The really weird thing about these endogenous retroviruses to me is that, as long as they don't produce complete virus particles capable of infecting other cells, when activated they would function essentially as extremely powerful endogenous *vaccines* against the retrovirus which gave rise to them in the first place as well as closely related members of the same virus family.

I would be surprised if viruses, at least, which are capable of activating the endogenous retroviral genes wouldn't produce a much worse infection if you succeeded in silencing the endogenous retrovirus altogether.

I'd also be surprised if some exogenous vaccines aren't activating endogenous retroviral genes.
posted by jamjam at 1:51 PM on November 13, 2010


I really loved this article. Information like this, which makes me contemplate the chaotic complexity of what I am, gives me a feeling something like vertigo. The system that biology reveals seems too precarious to be stable, even though my person experience shows otherwise.
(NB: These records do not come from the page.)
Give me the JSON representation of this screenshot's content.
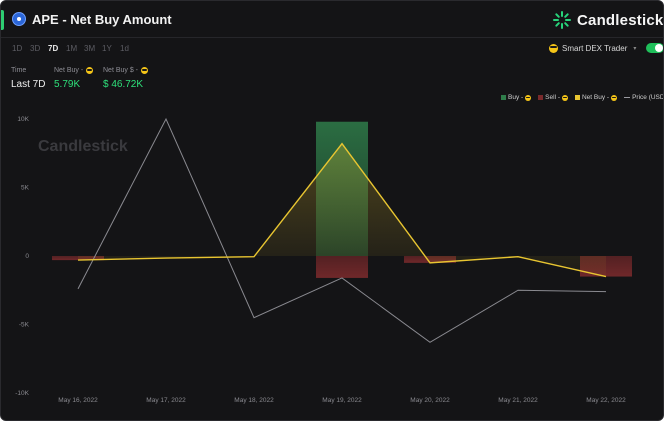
{
  "header": {
    "title": "APE - Net Buy Amount",
    "brand_name": "Candlestick",
    "accent_color": "#2ecc71",
    "token_icon": "ape-token-icon"
  },
  "time_ranges": [
    {
      "label": "1D",
      "active": false
    },
    {
      "label": "3D",
      "active": false
    },
    {
      "label": "7D",
      "active": true
    },
    {
      "label": "1M",
      "active": false
    },
    {
      "label": "3M",
      "active": false
    },
    {
      "label": "1Y",
      "active": false
    },
    {
      "label": "1d",
      "active": false
    }
  ],
  "trader_filter": {
    "label": "Smart DEX Trader",
    "toggle_on": true
  },
  "stats": {
    "time_label": "Time",
    "time_value": "Last 7D",
    "net_buy_label": "Net Buy -",
    "net_buy_value": "5.79K",
    "net_buy_usd_label": "Net Buy $ -",
    "net_buy_usd_value": "$ 46.72K"
  },
  "legend": [
    {
      "label": "Buy -",
      "color": "#2f7d4a",
      "emoji": true
    },
    {
      "label": "Sell -",
      "color": "#7a2a2c",
      "emoji": true
    },
    {
      "label": "Net Buy -",
      "color": "#e8c531",
      "emoji": true
    },
    {
      "label": "Price (USD)",
      "color": "#9a9aa0",
      "emoji": false
    }
  ],
  "chart_data": {
    "type": "bar",
    "watermark": "Candlestick",
    "categories": [
      "May 16, 2022",
      "May 17, 2022",
      "May 18, 2022",
      "May 19, 2022",
      "May 20, 2022",
      "May 21, 2022",
      "May 22, 2022"
    ],
    "ylim": [
      -10000,
      10000
    ],
    "yticks": [
      {
        "value": 10000,
        "label": "10K"
      },
      {
        "value": 5000,
        "label": "5K"
      },
      {
        "value": 0,
        "label": "0"
      },
      {
        "value": -5000,
        "label": "-5K"
      },
      {
        "value": -10000,
        "label": "-10K"
      }
    ],
    "series": [
      {
        "name": "Buy -",
        "kind": "bar",
        "color": "#2f7d4a",
        "values": [
          0,
          0,
          0,
          9800,
          0,
          0,
          0
        ]
      },
      {
        "name": "Sell -",
        "kind": "bar",
        "color": "#7a2a2c",
        "values": [
          -300,
          0,
          0,
          -1600,
          -500,
          0,
          -1500
        ]
      },
      {
        "name": "Net Buy -",
        "kind": "line",
        "color": "#e8c531",
        "values": [
          -300,
          -150,
          -50,
          8200,
          -500,
          -50,
          -1500
        ]
      },
      {
        "name": "Price (USD)",
        "kind": "line",
        "color": "#8a8a90",
        "values": [
          -2400,
          10000,
          -4500,
          -1600,
          -6300,
          -2500,
          -2600
        ]
      }
    ],
    "grid": false
  }
}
Reading about mitochondria and their probable evolutionary history gives me the same feeling, or thinking about the fact I need to breathe several times a minute or the whole thing falls over
posted by compound eye at 6:07 PM on November 13, 2010


Wait a minute? They've given up on the demonic possession theory?

Well, not everyone has.


To be fair, I think you have to have something much more extreme than "garden variety" schizophrenia to get the attention of these guys.
posted by ymgve at 8:25 PM on November 13, 2010


To be fair,

LOL
posted by Mental Wimp at 8:43 AM on November 14, 2010


Wait a minute? They've given up on the demonic possession theory?

The funny thing is, this is sort of a return to that idea; they've just replaced the demons with Folger's Crystals endogenous retroviruses.

I'd be curious, come to think of it, to see a nice infographical comparison between caused by Satan and caused by a virus. I have a feeling the two columns would be eerily similar.


Huh. I get the feeling I may be coming down with something. (Is there a vaccine against religion?)